By Jacqueline van Aanholt
POLICE have thrown the book at a man who scaled a 25m coal seam gas rig and spent almost 16 hours suspended from it at Narrabri on Tuesday.
Warrick Jordan spent close to five hours being processed by police at the Narrabri station after his peaceful protest against exploration in the Pilliga Forest, where the rig was working at the time.
Thirty-year-old Mr Jordan, an environmental campaigner for the Wilderness Society, was charged with five separate offences including entering enclosed lands with the intention of committing an indictable offence, risking the safety of others by climbing a building, entering enclosed lands without permission, remaining on enclosed lands and malicious damage. He was granted conditional bail on Tuesday night and scheduled to appear in Narrabri Local Court on August 23.
Narrabri police inspector John Ridley said Mr Jordan’s arrest should act as a warning to other people planning on protesting that police would take action if they chose to break the law, and they would be charged accordingly.
Mr Jordan told The Leader he was a “bit shocked” by the number of charges police had laid.
“Originally I was told there would be one charge and there ended up being five,” he said.

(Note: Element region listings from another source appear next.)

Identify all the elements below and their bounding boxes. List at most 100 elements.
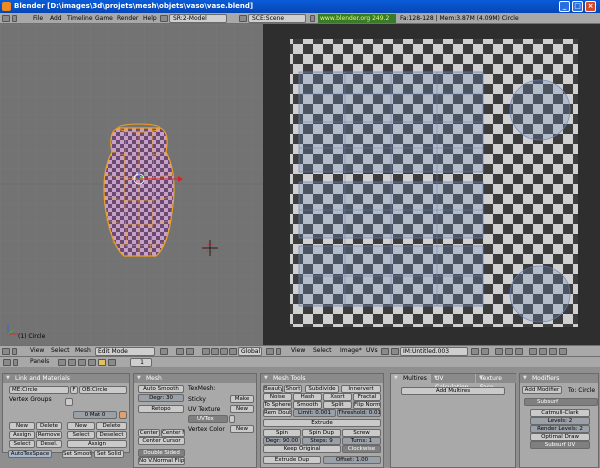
to-sphere-button[interactable]: To Sphere	[263, 401, 292, 409]
subsurf-uv-toggle[interactable]: Subsurf UV	[530, 441, 590, 449]
hash-button[interactable]: Hash	[293, 393, 322, 401]
short-toggle[interactable]: Short	[284, 385, 302, 393]
subsurf-modifier-header[interactable]: Subsurf	[524, 398, 598, 406]
draw-type-icon[interactable]	[160, 348, 168, 355]
material-delete-button[interactable]: Delete	[96, 422, 127, 430]
uvtex-layer[interactable]: UVTex	[188, 415, 228, 423]
rem-double-button[interactable]: Rem Double	[263, 409, 292, 417]
screen-selector[interactable]: SR:2-Model	[169, 14, 227, 23]
vgroup-assign-button[interactable]: Assign	[9, 431, 35, 439]
scene-selector[interactable]: SCE:Scene	[248, 14, 306, 23]
xsort-button[interactable]: Xsort	[323, 393, 352, 401]
extrude-dup-button[interactable]: Extrude Dup	[263, 456, 321, 464]
uv-texture-new-button[interactable]: New	[230, 405, 254, 413]
menu-timeline[interactable]: Timeline	[67, 13, 93, 24]
subdivision-type-selector[interactable]: Catmull-Clark	[530, 409, 590, 417]
optimal-draw-toggle[interactable]: Optimal Draw	[530, 433, 590, 441]
steps-field[interactable]: Steps: 9	[302, 437, 341, 445]
spin-button[interactable]: Spin	[263, 429, 301, 437]
threshold-field[interactable]: Threshold: 0.010	[337, 409, 381, 417]
image-browse-icon[interactable]	[391, 348, 399, 355]
pivot-icon[interactable]	[176, 348, 184, 355]
vgroup-remove-button[interactable]: Remove	[36, 431, 62, 439]
snap-icon[interactable]	[539, 348, 547, 355]
spin-degr-field[interactable]: Degr: 90.00	[263, 437, 301, 445]
set-solid-button[interactable]: Set Solid	[94, 450, 124, 458]
3d-menu-select[interactable]: Select	[51, 346, 70, 356]
mesh-name-field[interactable]: ME:Circle	[9, 386, 69, 394]
uv-image-editor[interactable]	[263, 24, 600, 345]
image-close-icon[interactable]	[471, 348, 479, 355]
autotexspace-toggle[interactable]: AutoTexSpace	[8, 450, 52, 458]
flip-normals-button[interactable]: Flip Normals	[353, 401, 381, 409]
rotate-icon[interactable]	[220, 348, 228, 355]
uv-menu-view[interactable]: View	[291, 346, 305, 356]
uv-menu-select[interactable]: Select	[313, 346, 332, 356]
material-select-button[interactable]: Select	[67, 431, 95, 439]
scene-context-icon[interactable]	[108, 359, 116, 366]
add-modifier-button[interactable]: Add Modifier	[522, 386, 562, 394]
shading-context-icon[interactable]	[78, 359, 86, 366]
double-sided-toggle[interactable]: Double Sided	[138, 449, 185, 457]
editing-context-icon[interactable]	[98, 359, 106, 366]
3d-menu-view[interactable]: View	[30, 346, 44, 356]
maximize-button[interactable]: □	[572, 1, 583, 12]
uv-header-collapse-icon[interactable]	[276, 348, 281, 355]
editor-type-3d-icon[interactable]	[2, 348, 10, 355]
uv-calculation-tab[interactable]: UV Calculation	[431, 374, 475, 391]
material-color-swatch[interactable]	[119, 411, 127, 419]
buttons-collapse-icon[interactable]	[13, 359, 18, 366]
noise-button[interactable]: Noise	[263, 393, 292, 401]
sticky-make-button[interactable]: Make	[230, 395, 254, 403]
material-assign-button[interactable]: Assign	[67, 440, 127, 448]
extrude-button[interactable]: Extrude	[263, 419, 381, 427]
proportional-icon[interactable]	[549, 348, 557, 355]
auto-smooth-toggle[interactable]: Auto Smooth	[138, 385, 184, 393]
material-new-button[interactable]: New	[67, 422, 95, 430]
innervert-button[interactable]: Innervert	[341, 385, 381, 393]
editor-type-buttons-icon[interactable]	[3, 359, 11, 366]
object-context-icon[interactable]	[88, 359, 96, 366]
split-button[interactable]: Split	[323, 401, 352, 409]
spin-dup-button[interactable]: Spin Dup	[302, 429, 341, 437]
scene-browse-icon[interactable]	[239, 15, 247, 22]
collapse-menu-icon[interactable]	[12, 15, 17, 22]
retopo-toggle[interactable]: Retopo	[138, 405, 184, 413]
clockwise-toggle[interactable]: Clockwise	[342, 445, 381, 453]
menu-render[interactable]: Render	[117, 13, 138, 24]
object-name-field[interactable]: OB:Circle	[79, 386, 127, 394]
texture-face-tab[interactable]: Texture Face	[476, 374, 516, 391]
fake-user-toggle[interactable]: F	[70, 386, 78, 394]
uv-menu-image[interactable]: Image*	[340, 346, 362, 356]
turns-field[interactable]: Turns: 1	[342, 437, 381, 445]
add-multires-button[interactable]: Add Multires	[401, 387, 505, 395]
draw-alpha-icon[interactable]	[505, 348, 513, 355]
3d-viewport[interactable]: (1) Circle	[0, 24, 263, 345]
editor-type-uv-icon[interactable]	[266, 348, 274, 355]
script-context-icon[interactable]	[68, 359, 76, 366]
no-vnormal-flip-toggle[interactable]: No V.Normal Flip	[138, 457, 185, 465]
menu-file[interactable]: File	[33, 13, 43, 24]
multires-tab[interactable]: Multires	[391, 374, 429, 383]
menu-game[interactable]: Game	[95, 13, 113, 24]
minimize-button[interactable]: _	[559, 1, 570, 12]
image-pin-icon[interactable]	[481, 348, 489, 355]
offset-field[interactable]: Offset: 1.00	[323, 456, 381, 464]
levels-field[interactable]: Levels: 2	[530, 417, 590, 425]
vertex-group-browse-icon[interactable]	[65, 398, 73, 406]
set-smooth-button[interactable]: Set Smooth	[62, 450, 92, 458]
lock-icon[interactable]	[495, 348, 503, 355]
limit-field[interactable]: Limit: 0.001	[293, 409, 336, 417]
3d-menu-mesh[interactable]: Mesh	[75, 346, 91, 356]
beauty-toggle[interactable]: Beauty	[263, 385, 283, 393]
vgroup-deselect-button[interactable]: Desel.	[36, 440, 62, 448]
material-deselect-button[interactable]: Deselect	[96, 431, 127, 439]
mode-selector[interactable]: Edit Mode	[95, 347, 155, 356]
view-z-icon[interactable]	[515, 348, 523, 355]
vgroup-delete-button[interactable]: Delete	[36, 422, 62, 430]
uv-lock-icon[interactable]	[559, 348, 567, 355]
panels-menu[interactable]: Panels	[30, 357, 49, 367]
render-levels-field[interactable]: Render Levels: 2	[530, 425, 590, 433]
subdivide-button[interactable]: Subdivide	[305, 385, 339, 393]
logic-context-icon[interactable]	[58, 359, 66, 366]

“Considering that it was a relatively peaceful protest, I thought that was a bit much.”
Northern Inland Council spokeswoman, Carmel Flint, who attended the protest, described Mr Jordan’s protest as a turning point in the fight against coal seam gas.
She also said the charges faced by Mr Jordan would be vigorously defended.
“The protest was entirely peaceful, it occurred in a public forest, and there was no damage of any sort as a result of it,” Ms Flint said.
“The only damage that is occurring in the Pilliga Forest is being done by Eastern Star Gas. They are destroying bushland and habitat for threatened species, and they plan to turn one of our most precious forests into a giant gas field.”
Ms Flint went on to describe the gas field in the forest as being a project that was on the “thin edge of the wedge”.
“This project will entrench the coal seam gas industry in north-western NSW and spread out across bushlands and farmlands alike, representing a serious threat to the Great Artesian Basin. We will continue to work together with landholders and concerned citizens alike to fight the threat which this represents to our natural assets, our communities and our way of life,” she said.